A homeowner's association ("HOA") filed suit against the developer, UDC-Universal Development, L.P. ("UDC"), for property damage resulting from defective conditions at the property. UDC cross-complained against numerous subcontractors, including CH2M Hill ("Hill"), for indemnity, and tendered its defense against HOA's action to all cross-defendants based on their subcontracts. Hill rejected UDC's tender.
All causes of action in the litigation were settled, except the cross-complaint against Hill. At trial, the jury found that Hill was not negligent and did not breach its contract with UDC. The trial court applied the then recent Supreme Court holding in Crawford v. Weather Shield Mfg. Inc. (2008) 44 Cal.4th 541 ("Crawford"), that a contractual indemnitor incurs a duty to defend the indemnitee as soon as the indemnitee tenders its defense to the indemnitor, and found that the contract called for a defense.
Hill brought a post-judgment motion to verify that UDC filed a certificate of merit before cross-complaining against Hill, as required by Code of Civil Procedure section 411.35. The trial court granted the motion for verification, but denied Hill's request for attorney fees and costs, on the basis that UDC had "fully complied" with the pre-filing requirements.
Hill appealed the judgment and post-judgment orders. The main issue on appeal was whether the contract called for a defense even where the jury found no negligence on the part of Hill and there was no allegation of negligence against Hill in the underlying HOA complaint. Hill also argued on Appeal that Crawford should not be applied retroactively, and the contract was illegal because UDC lacked the required contractor's license.
The Court of Appeal considered the language in the contract, which required Hill to indemnify UDC for all claims to the extent they arose out of Hill's negligence. As to the defense duty, the contract required Hill, upon UDC's request, to "to defend any suit, action or demand brought against Developer? on any claim or demand covered herein." Hill maintained that in order for a duty to defend to arise, there had to be an allegation that the damage arose from Hill's negligence.
In Crawford, where the contract language was similar to the language in the contract between Hill and UDC, the Supreme Court construed the parties' agreement to require the subcontractor to defend, from the outset, any suit against the developer insofar as that suit was "founded upon" claims alleging damage or loss arising from the subcontractor's negligent role in the project. The holding recognized the significance of Civil Code section 2778, which obligates a contractual indemnitor to provide a requested defense "in respect to matters embraced by the indemnity?." The defense obligation arose as soon as defense was tendered and did not depend on the outcome of the litigation.

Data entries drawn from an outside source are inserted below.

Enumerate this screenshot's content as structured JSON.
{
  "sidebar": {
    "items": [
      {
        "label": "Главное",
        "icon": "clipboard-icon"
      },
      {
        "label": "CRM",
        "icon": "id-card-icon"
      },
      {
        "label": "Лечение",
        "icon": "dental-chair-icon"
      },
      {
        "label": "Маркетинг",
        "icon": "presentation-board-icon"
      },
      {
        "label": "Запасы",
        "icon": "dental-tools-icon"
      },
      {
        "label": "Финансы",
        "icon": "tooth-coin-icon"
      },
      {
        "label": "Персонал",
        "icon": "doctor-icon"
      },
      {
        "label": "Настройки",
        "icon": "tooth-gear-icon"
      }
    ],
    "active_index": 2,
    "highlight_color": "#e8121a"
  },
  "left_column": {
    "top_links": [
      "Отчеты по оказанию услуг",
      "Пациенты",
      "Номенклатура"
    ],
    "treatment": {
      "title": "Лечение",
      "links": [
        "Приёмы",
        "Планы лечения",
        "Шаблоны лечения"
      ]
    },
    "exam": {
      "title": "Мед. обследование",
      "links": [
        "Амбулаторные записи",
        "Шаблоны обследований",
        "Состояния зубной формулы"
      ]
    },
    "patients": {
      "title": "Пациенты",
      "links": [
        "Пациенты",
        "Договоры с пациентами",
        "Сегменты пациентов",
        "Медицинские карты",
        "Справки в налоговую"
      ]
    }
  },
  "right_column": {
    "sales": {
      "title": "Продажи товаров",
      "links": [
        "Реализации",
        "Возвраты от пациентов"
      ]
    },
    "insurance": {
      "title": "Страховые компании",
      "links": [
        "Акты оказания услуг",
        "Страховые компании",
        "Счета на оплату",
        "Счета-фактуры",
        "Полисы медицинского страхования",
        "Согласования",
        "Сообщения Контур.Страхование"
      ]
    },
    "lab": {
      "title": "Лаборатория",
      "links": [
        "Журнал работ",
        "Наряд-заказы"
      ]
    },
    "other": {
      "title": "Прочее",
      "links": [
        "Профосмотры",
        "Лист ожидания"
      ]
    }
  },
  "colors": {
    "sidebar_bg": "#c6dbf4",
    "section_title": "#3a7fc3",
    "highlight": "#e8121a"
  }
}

Hill tried to distinguish Crawford on the ground that there the homeowners expressly alleged negligence by the subcontractor, whereas here the HOA did not. The Court of Appeal, however, found that the provision does not state that there must be an underlying claim of negligence specifically against Hill in order to trigger Hill's defense obligation. The Court of Appeal also found that the indemnity clause was broadly worded and similar to the language in the Crawford contract. The Court of Appeal explained that an indemnitee in a construction project involving multiple subcontractors, any one of which may have been negligent, should not have to rely on the plaintiff to name a particular subcontractor in order to obtain a defense from an indmnitee it believes is responsible.
The Court of Appeal also rejected Hill's argument that the jury's finding of "no negligence" rendered the entire indemnity clause, including the defense provision, inapplicable. The Court of Appeal explained that requiring a finding of negligence before a duty to defend would render meaningless the defense obligation and contravene Civil Code section 2778 and the Supreme Court's holding in Crawford.
The Court of Appeal also rejected Hill's argument that Crawford should not apply retroactively because Hill reasonably relied on the state of the law existing at the time it rejected UDC's tender. Specifically, Hill argued that it relied on the case Regan Roofing v. Superior Court (1994) 24 Cal.App.4th 425. The Court of Appeal found that Hill's interpretation of the previous state of the law was not reasonable. Civil Code section 2778, unchanged since 1872, contemplated a defense by the indemnitor before resolution of the substantive issue of liability. Thus, any assumption by Hill that Regan Roofing represented established law when it rejected the tender was not reasonable. Additionally, contrary appellate authority had held that a finding of negligence was not required before the indemnitor's defense obligation was triggered.
The Court of Appeal rejected Hill's argument that the contract was illegal because UDC lacked the required contractor's license when it entered into the contract. The Business and Professions Code section 7031 bars all actions for "compensation" for illegal unlicensed contract work. Here, UDC, was not seeking compensation for its services, but rather indemnity for the damages it had to pay the HOA due to alleged defects in work for which it believed Hill was responsible.
Lastly, Hill appealed the trial court's post-judgment order denying it attorney's fees and costs due to UDC's failure to file a certificate of merit before it filed its cross-complaint against Hill. The Court of Appeal affirmed, finding that the sanctions for failure to file a certificate of merit were discretionary, and that Hill simply did not establish that it incurred expenses that were attributable to Hill's failure to file a statutory certificate.